What is self-management?

In this era of remote work and agile employees, self-management is a need, not a want. It goes beyond mere motivation and incorporates understanding yourself, effectively handling your own strengths and weaknesses, and taking charge of your self-development.

Self-management is about knowing exactly what an organisation requires from you in order to succeed. This skill can help you remain productive in changing teams and environments, opening up more employment avenues and opportunities and giving you greater control over your own career.

Why is self-management important in the workplace?

The ability to self-manage effectively is a skill that many employers value highly. Among other things, it allows supervisors to delegate certain decision-making processes – a significant timesaver given that, according to a McKinsey survey of managers and executives, more than one-quarter spend the majority of their time at work simply making decisions.

Having self-management skills means more than being able to make your own decisions. An employee capable of self-managing is capable of dealing with time pressures and competing or evolving priorities, and can adapt to sudden changes in a proactive manner. They recognise areas where they excel and delegate when it makes sense.
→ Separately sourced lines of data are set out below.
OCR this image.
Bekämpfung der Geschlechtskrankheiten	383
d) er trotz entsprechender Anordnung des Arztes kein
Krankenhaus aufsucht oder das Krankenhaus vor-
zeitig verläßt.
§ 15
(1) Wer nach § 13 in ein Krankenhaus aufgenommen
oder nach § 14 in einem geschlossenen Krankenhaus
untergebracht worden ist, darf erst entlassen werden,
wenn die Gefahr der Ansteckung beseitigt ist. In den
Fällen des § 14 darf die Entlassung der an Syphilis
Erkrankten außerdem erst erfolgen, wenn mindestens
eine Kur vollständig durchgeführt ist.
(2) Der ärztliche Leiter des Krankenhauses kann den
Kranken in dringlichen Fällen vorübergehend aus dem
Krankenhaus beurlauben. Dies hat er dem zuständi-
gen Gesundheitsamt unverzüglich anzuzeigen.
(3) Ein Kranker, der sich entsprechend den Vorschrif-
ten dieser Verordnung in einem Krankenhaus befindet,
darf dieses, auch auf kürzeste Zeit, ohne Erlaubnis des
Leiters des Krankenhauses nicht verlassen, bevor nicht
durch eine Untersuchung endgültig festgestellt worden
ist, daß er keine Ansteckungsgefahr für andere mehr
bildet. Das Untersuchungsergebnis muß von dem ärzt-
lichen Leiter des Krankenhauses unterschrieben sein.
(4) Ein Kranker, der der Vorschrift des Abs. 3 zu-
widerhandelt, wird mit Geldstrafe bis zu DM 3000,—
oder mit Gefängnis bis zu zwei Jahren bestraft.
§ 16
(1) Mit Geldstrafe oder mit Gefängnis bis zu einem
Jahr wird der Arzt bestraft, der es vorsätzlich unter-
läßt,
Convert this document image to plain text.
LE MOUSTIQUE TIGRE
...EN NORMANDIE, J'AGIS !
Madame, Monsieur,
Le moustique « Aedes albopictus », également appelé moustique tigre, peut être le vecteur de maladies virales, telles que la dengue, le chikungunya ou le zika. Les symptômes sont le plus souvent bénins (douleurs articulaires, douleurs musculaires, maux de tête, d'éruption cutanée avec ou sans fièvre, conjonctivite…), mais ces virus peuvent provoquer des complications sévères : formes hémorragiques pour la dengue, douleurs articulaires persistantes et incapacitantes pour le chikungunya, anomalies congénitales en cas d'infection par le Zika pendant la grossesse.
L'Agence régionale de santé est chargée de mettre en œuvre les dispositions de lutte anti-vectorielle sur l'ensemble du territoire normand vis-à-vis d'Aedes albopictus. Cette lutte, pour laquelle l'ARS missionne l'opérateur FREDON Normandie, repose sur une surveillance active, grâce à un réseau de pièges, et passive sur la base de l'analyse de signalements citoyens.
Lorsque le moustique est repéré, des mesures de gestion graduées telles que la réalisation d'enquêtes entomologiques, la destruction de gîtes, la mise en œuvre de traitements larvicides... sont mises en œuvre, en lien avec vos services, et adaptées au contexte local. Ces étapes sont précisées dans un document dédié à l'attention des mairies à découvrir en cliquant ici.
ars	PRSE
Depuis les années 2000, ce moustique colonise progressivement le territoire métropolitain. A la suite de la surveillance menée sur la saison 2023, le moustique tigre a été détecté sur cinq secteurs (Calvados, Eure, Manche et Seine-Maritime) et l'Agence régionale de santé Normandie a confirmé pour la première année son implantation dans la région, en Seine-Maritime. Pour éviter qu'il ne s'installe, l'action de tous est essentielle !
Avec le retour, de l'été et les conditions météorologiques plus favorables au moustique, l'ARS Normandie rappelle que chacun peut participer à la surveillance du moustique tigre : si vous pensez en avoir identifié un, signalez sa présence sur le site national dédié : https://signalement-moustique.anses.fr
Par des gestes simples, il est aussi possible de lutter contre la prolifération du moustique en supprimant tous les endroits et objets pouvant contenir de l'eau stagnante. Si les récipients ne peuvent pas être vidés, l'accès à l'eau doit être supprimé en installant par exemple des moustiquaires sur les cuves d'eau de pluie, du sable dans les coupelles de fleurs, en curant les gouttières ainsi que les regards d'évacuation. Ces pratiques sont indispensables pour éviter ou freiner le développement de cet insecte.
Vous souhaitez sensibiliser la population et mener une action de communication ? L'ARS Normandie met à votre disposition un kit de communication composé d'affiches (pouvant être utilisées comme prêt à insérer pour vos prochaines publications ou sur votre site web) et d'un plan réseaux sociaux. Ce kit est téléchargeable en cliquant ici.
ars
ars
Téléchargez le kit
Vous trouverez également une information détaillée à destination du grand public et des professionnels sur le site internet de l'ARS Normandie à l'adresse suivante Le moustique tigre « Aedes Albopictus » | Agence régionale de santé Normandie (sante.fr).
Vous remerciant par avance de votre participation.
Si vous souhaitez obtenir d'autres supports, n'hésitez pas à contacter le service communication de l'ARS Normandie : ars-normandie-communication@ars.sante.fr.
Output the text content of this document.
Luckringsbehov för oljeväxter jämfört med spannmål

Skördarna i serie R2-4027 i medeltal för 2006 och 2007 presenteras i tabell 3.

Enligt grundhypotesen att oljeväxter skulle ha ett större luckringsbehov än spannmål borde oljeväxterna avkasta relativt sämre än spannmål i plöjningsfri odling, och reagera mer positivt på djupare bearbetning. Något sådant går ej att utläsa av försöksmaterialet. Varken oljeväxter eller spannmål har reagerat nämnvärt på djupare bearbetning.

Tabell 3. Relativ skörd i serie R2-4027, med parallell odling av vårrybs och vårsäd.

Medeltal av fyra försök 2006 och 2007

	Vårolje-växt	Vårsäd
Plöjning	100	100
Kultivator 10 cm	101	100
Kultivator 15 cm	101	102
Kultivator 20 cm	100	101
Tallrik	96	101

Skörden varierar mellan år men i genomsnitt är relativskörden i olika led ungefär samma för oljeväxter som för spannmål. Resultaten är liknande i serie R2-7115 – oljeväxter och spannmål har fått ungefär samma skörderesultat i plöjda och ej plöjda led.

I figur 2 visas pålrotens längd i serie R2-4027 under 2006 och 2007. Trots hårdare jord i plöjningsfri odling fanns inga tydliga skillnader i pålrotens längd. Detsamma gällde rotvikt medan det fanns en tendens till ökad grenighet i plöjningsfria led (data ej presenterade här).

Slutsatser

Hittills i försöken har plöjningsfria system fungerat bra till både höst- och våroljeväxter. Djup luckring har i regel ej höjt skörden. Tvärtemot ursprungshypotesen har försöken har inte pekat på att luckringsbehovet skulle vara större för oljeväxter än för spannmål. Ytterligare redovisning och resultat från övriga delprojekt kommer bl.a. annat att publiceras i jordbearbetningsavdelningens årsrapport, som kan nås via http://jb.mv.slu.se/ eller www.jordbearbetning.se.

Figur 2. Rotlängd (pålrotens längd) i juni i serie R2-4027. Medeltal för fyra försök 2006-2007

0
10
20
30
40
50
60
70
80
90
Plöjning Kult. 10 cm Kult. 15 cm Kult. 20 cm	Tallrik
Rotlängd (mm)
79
They are able to set their own realistic goals and expectations, and can be trusted to have these aligned with their abilities.

Although self-management is an individual skill, the benefits of emphasising it at an organisational level have been well documented. For example, a 2017 study from the Journal of Facilities Management found that focusing on and improving employees’ self-management capabilities correlated to a direct increase in not only productivity, but also the quality of the company’s output.

If you’re someone who thinks that they thrive on external motivation rather than internal or self-given goals, think again. The skills needed to become a successful self-management practitioner can be developed and refined with training and time. There is no single approach that works for everyone, however, so it’s imperative that you research, experiment and reflect upon different approaches to best understand which one will benefit you most.